Here's why our marriage seems to work (I think). First of all, my husband deserves a lot of credit. It cannot be easy being married to me. I'm not high maintenance, or demanding, or whiny (in my opinion), but I'm a bit of a nut job. I lose my shit regularly and he has become a professional at dealing with my fallout. He is always there to reassure me that life will go on if the floors aren't vacuumed (I'm still not convinced) and always ready to take on one of the items on my never-ending to-do list to help me out. This morning was a perfect example. I won't go into details, but I was overwhelmed. Again. We talked through it, took Tera to get her pictures taken, got coffee, went to Target and bought things we didn't need, and came home to deal with the rest of our day.

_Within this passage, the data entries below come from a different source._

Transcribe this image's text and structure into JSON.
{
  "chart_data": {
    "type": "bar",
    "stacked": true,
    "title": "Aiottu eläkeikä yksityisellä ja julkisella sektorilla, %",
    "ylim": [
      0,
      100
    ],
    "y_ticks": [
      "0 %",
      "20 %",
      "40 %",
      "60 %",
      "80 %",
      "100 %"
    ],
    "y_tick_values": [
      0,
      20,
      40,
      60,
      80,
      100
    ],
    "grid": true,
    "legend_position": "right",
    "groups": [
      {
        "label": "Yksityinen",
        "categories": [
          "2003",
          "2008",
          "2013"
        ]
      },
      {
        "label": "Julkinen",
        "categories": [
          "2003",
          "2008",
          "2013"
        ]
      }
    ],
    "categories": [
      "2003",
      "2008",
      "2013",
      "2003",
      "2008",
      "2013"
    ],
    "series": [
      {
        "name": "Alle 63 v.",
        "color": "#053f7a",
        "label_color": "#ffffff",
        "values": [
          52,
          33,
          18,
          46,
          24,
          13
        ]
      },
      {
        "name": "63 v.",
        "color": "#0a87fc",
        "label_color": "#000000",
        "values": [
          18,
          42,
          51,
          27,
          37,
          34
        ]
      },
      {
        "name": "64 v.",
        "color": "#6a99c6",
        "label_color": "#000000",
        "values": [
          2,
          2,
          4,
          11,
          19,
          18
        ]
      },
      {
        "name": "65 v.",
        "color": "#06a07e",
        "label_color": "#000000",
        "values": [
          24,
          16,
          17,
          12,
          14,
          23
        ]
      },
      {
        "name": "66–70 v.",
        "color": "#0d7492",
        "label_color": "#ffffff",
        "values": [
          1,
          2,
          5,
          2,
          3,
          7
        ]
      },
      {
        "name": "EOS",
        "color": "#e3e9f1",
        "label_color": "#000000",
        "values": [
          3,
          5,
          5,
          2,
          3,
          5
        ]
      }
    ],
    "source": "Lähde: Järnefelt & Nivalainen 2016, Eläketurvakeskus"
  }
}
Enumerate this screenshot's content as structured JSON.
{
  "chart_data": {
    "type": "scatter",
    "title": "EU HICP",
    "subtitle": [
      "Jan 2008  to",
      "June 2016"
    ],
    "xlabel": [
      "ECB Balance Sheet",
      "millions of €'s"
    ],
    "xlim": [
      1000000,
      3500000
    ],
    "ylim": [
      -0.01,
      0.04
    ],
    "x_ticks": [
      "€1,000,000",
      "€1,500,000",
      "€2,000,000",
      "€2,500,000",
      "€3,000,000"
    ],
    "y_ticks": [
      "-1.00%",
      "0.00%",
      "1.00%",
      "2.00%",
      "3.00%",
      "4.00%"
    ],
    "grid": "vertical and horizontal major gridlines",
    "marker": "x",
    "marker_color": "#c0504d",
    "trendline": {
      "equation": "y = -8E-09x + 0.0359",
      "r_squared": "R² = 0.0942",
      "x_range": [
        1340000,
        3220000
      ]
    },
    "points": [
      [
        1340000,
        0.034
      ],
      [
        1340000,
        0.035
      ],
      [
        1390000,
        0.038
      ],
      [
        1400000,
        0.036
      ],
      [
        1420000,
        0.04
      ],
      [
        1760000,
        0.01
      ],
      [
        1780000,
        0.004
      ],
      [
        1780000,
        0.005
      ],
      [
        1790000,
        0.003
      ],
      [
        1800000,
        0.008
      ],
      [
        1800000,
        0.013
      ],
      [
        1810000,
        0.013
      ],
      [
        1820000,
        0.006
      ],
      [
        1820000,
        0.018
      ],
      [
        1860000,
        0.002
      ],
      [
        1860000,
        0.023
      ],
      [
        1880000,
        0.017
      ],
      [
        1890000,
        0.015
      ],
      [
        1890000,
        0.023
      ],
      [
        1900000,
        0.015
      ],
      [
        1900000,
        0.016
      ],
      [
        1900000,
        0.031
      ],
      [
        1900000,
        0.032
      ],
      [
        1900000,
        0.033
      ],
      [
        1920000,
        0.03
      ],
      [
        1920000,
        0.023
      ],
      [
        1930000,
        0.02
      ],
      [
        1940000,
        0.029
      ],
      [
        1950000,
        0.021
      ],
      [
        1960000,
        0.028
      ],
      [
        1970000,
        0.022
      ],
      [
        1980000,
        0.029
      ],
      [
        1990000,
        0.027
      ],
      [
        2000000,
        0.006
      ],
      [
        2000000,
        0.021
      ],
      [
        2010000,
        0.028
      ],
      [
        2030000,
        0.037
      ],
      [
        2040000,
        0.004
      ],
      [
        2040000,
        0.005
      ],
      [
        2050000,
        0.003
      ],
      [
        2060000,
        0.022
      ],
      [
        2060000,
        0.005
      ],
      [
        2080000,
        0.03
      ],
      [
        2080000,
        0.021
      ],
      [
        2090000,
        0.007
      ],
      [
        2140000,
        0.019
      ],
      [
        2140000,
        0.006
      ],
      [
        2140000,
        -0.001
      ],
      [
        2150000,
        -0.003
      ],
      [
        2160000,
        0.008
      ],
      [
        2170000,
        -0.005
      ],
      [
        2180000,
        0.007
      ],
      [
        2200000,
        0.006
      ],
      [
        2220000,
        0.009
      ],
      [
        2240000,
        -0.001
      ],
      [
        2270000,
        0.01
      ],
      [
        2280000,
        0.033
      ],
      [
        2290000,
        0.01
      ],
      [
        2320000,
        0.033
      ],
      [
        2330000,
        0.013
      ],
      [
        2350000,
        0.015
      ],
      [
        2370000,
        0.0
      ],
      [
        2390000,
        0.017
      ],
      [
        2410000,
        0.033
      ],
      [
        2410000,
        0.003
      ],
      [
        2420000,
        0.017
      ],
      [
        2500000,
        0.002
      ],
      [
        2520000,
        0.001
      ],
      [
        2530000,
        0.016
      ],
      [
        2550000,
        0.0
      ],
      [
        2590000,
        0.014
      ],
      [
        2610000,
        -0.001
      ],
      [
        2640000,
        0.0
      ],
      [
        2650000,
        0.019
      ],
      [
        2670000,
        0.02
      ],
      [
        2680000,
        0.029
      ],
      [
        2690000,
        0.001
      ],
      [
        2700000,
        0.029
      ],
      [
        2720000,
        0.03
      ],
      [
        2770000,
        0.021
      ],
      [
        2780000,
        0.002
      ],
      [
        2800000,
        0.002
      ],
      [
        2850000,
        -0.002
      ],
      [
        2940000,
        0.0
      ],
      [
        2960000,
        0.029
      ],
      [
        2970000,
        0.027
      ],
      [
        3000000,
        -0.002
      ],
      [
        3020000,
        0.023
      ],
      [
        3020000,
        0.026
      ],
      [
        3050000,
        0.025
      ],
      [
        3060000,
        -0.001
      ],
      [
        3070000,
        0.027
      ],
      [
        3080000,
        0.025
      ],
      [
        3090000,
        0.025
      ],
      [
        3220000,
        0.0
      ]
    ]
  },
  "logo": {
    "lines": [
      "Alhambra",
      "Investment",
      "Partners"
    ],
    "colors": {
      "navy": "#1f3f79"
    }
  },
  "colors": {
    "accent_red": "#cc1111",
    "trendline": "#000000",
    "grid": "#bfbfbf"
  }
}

Enter the ants. And the rest of my example of why we're still married after having been married for nine years and together for fifteen years. Typically only one of us loses it at a time. I had my time this morning, and this afternoon as the killing of the bugs seemed a futile endeavor, I calmly stepped in and got us an appointment for someone new. That's not to say I didn't want to scream a little every time I walked into my bathroom and looked in the shower to see the equivalent of some kind of B-movie horror flick, but I didn't. I calmly turned the water as hot as it would go and took pleasure in burning them down the drain.
When we were in high school I remember quite vividly getting a call from Tom's mom asking me to come over. He had dropped his car off for some work and when he got it back he realized a part of his pride and joy stereo system was missing. He had already kicked a dent in his car and nobody could calm him down. I don't even remember what I said to him, but for whatever reason, I was what worked. And today, while I sometimes feel like that skill may have worn off, I realize it's really more that our problems are more serious now than they were back then and so for both of us, a reality check can be a little more difficult than it used to be.
The nice part is that when I'm talking to him and reminding him that we've been through worse, and that we'll get through this too, and at least Tera isn't sick, that it's helping to remind me of those same things. It's easy to lose sight of the fact that we've dealt with things like this before and we're still standing. We might have a few more battle wounds now, but we're still alive, still together, and still relatively intact.
I'm writing this post outside on a beautiful fall afternoon. My favorite time of the year. I don't want to regret not having enjoyed this time despite the chaos that is going on in my house just a few feet from where I sit. I plan on trying to make cookies with Tera this afternoon, I'm not going to do the work that I brought home with me because I have bigger problems to contend with. Tonight we'll have leftovers from an amazing dinner that Tom made on Saturday, maybe have a fire, and then go to bed and deal with the rest of the week tomorrow.
I may not be so calm in my dealings later, but for right now my head is in a good place. I wish I had more opportunities to do this, but I will enjoy this one and for once, try not to think about the thousand other things I normally do. Except that I think I will have to go inside for that because this beautiful fall day is making my hands and feet cold.